二
1924年のいわゆる政変で、皇帝や私たちは紫禁城を追放された。
今まで、王朝は否定されても、紫禁城に住むことは許されていた皇帝は、一人ではなにもできなかった。
日本以外の各国の助けを得ることもできず、国内を移転していく中、今まで宮と宮で離れた生活を送っていた皇帝との密接な日々が嬉しい反面、近くにいるようになった淑妃の存在は、私をいらだたせ、苦しめた。
私は表でも陰でも、彼女に嫌がらせをした。
彼女の存在そのものが、私には許せなかった。
それが、皇帝への愛だったのか、皇后だった私の矜持からだったのか、両方が原因だったのかもう、よくわからないけれど。
そうして、淑妃は、私たちのもとから去っていった。
そして、皇帝との離婚申請を裁判所に起こした。
私は皇帝(正確にはもと皇帝だが)のただひとりのきさきになったけれど、その頃から、皇帝との間がうまくいかなくなった。

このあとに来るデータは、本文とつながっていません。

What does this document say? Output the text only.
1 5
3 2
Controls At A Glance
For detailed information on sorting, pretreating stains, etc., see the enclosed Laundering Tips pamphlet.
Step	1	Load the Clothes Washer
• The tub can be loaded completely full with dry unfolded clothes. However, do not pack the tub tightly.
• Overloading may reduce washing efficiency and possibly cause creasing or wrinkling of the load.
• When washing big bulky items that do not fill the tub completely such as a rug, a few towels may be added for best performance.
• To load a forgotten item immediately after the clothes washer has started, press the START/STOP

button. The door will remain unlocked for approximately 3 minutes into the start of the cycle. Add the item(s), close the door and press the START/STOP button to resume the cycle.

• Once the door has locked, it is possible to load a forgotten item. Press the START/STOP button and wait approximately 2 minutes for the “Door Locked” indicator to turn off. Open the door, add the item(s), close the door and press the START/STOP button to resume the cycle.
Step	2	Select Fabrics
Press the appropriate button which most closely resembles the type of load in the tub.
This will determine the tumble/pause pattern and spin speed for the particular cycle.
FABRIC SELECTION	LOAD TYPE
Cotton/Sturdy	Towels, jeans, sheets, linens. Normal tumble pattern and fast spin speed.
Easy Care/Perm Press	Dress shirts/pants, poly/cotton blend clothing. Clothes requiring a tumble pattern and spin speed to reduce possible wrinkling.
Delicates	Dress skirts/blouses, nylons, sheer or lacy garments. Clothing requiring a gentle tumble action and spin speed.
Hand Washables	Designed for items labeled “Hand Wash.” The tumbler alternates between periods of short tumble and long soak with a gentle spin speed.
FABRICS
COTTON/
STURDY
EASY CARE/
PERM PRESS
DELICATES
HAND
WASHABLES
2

皇帝はもともと、女性には興味はなく、私のことも『皇后である身近な女性』としか見ていなかった。
皇帝は、外の世界に憧れていたのに、実際に宮外に出ると、自分が何もできないと知った。そして、復位を考え始めた。
我が国に勢力を伸ばしたい日本国と利害が一致し、連携する中で、離婚という皇帝の体面を汚すきっかけを作った、私を許すことができなかったのだろう。
そんな彼に、私も、気持ちが冷めていくのがわかった。
私はきっと、自分が失った(と思っていた)外の世界への羨望を熱く語る彼を愛していたのだ。
だが、体面を保つために、泣いて訴えても、離婚は許してはもらえず。
淑妃のように、彼のもとを出ていく勇気もなかった。
体面を保つために、外では仲のいい夫婦を演じ、笑いあう。
中では言葉も交わさない夫婦。
段々、私は自分が疲れ、壊れていくのがわかっていた。